Es ist ein großes Unterfangen aus einer so ursprünglichen Kultur heraus mit den Methoden der Waldorfpädagogik zu arbeiten, dessen sind sich alle bewusst. Aber die Mbya freuen sich über diese neue Chance, ihren Platz in der Welt neu ergreifen zu können und arbeiten sehr gerne in der Schule. Zeitlich freigestellt für diese große Aufgabe werden dankenswerter Weise mittlerweile vier Mbya von vielen lieben und treuen Spenderinnen und Spendern aus Europa. Und begleitet und unterstützt werden sie nun auch von einer argentinischen Eurythmielehrerin, die in der Nähe lebt.

Anthroposophie ist nicht nur da für eine Bildungselite in Deutschland – mit diesem Empfinden fuhren wir wieder zurück. Dort, wo sie wirken kann, können die eigentlichen Eigenheiten der Menschen zum Vorschein treten. Und sie ermöglicht es ganz bescheiden, dass alles von Kultur durchdrungen werden kann. Selbst für Menschen, die nicht lesen und schreiben können, vermag sie einen unmittelbaren Zugang zu geistigem Gut und neuen Impulsen zu eröffnen. So kann ein neues Geistesleben entstehen, das alle Menschen etwas angeht, weil es gleichzeitig so einfach und so vertiefbar ist.

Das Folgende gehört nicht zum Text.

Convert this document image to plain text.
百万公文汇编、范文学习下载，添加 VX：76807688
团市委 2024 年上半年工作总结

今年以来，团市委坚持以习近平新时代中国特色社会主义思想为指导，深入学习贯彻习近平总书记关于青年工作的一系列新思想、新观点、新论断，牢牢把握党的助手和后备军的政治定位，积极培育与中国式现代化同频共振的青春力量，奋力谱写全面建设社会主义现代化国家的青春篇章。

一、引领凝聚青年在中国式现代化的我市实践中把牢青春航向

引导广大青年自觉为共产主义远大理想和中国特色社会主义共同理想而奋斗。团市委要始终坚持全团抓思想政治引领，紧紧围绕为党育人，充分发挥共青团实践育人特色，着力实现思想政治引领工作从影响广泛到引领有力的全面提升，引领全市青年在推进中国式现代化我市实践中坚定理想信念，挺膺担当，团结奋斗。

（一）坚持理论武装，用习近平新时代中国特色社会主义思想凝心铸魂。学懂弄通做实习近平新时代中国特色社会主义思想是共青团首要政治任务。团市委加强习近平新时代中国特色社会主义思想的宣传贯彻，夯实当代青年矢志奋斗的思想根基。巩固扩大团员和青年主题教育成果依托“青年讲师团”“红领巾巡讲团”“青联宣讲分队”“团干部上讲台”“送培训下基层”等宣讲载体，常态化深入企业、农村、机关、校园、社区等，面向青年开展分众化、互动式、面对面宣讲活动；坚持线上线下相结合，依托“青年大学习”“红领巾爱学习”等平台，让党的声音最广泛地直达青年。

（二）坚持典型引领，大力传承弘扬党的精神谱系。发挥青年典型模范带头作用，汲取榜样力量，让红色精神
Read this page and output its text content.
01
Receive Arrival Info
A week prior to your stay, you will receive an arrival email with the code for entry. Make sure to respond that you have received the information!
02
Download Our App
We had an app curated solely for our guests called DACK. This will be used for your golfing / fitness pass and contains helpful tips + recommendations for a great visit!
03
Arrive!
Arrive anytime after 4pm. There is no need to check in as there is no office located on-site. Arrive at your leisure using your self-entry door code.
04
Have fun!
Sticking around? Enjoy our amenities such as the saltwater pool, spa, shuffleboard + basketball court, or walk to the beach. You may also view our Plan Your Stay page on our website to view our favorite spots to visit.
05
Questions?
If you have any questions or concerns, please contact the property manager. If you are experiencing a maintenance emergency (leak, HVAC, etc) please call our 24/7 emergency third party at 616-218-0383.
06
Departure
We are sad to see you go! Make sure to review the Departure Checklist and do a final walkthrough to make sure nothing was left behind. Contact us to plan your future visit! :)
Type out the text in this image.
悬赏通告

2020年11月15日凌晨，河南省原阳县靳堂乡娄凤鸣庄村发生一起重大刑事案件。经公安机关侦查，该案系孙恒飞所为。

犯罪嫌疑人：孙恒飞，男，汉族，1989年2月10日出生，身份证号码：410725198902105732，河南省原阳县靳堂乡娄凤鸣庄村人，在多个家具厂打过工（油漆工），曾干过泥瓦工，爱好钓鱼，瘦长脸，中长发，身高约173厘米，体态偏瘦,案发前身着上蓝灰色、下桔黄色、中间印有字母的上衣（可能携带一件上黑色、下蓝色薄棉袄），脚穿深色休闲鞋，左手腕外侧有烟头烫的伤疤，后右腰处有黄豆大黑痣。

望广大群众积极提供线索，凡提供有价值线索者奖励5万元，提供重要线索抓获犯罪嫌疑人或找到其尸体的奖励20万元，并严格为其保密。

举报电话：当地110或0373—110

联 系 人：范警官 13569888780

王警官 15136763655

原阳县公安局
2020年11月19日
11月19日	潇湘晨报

Auch die indigenen Lehrer:innen, die nicht durch Spenden von uns finanziert werden, möchten nun unbedingt die Waldorfausbildung in der Provinzhauptstadt besuchen. So auch Dany. Eine der letzten Nachrichten von ihm in unserer Gruppe: „Wenn es dazu kommen sollte, werde ich die Waldorfpädagogik vor dem Bildungsausschuss verteidigen!“ Die anderen antworteten mit einem Handschlag.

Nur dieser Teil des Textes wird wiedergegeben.